Prophet Song by Paul Lynch

January 2026

This book was outstanding, and I hated it.

I was warned before starting it that it wouldn’t be a happy read, particularly after just having finished Parable of the Sower. But I like a good dystopian novel, and I was intrigued by the premise of Ireland (of all places) descending into a totalitarian state, and I had it on good authority that it was an excellent work (Book Prize-winning and everything).

What I was not prepared for was how much it would affect me against the backdrop of current world events.
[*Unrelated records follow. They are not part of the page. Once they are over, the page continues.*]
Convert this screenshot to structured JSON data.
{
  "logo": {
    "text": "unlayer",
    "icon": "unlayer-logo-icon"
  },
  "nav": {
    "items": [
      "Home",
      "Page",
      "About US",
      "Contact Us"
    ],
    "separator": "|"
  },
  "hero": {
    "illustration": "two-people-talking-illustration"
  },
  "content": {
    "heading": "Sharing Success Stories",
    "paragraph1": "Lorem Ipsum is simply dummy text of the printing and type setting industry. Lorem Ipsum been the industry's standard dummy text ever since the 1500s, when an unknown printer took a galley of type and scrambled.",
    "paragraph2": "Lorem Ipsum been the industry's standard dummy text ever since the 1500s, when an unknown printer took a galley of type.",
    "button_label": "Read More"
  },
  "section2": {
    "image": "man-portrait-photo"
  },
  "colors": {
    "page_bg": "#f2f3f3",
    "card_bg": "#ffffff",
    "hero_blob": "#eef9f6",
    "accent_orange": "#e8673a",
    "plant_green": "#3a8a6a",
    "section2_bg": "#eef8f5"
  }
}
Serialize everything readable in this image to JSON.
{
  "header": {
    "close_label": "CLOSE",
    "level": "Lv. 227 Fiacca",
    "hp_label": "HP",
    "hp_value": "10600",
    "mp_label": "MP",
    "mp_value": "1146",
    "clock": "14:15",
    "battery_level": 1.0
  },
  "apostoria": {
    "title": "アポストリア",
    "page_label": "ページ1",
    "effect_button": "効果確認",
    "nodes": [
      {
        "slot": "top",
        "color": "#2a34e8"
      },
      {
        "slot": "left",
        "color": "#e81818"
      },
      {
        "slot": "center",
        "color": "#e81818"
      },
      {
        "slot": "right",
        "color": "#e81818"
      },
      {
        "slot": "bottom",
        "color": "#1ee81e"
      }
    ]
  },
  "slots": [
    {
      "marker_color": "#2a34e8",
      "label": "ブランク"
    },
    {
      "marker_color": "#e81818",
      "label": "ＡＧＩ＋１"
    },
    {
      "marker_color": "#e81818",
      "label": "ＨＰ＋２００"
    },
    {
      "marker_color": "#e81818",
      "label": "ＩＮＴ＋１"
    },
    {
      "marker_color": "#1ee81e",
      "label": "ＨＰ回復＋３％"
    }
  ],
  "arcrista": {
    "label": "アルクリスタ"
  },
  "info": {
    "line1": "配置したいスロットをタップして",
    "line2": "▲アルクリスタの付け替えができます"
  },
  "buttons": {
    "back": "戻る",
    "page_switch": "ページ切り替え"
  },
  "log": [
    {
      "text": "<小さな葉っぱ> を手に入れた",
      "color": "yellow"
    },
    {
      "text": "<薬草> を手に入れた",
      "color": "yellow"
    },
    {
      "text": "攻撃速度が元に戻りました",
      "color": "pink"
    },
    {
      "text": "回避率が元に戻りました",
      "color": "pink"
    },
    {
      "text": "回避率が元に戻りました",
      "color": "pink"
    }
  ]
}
When masked men are sweeping through American cities and disappearing people from their homes and places of work, and detaining unknown numbers of people in unknown places, and murdering American citizens in the street, and sowing terror everywhere, then it is not particuarly fun to a read a fictional account of the same thing happening in Ireland. And when bombs are raining down on Kiev, destroying the lives of people who, just four years ago, were going about their business like people do in any other European city, going to work, hanging out in cafes, walking their dogs - well, it doesn’t actually take much to imagine the same thing happening in Dublin, and it’s also not a particular fun exercise.

The writing style is idiosyncratic - no real paragraphs, no dialogue markers, quirky use of nouns as verbs (people “sleeve” into their coats quite a lot) - and I never got entirely comfortable with it, but in the second half of the book particularly, it becomes quite propulsive, and I found myself racing through page after page without much punctuation to stop me. But I also read the whole book with my stomach in a knot, and the more I read, the more the knot tightened. I thought Parable of the Sower was a tough read (and it was!), but there is a particular section in this book which just about wrecked me, and I think it’s going to haunt me for some time. I finished the book late at night, turned off my bedside lamp, and lay awake in the dark feeling terrible about everything.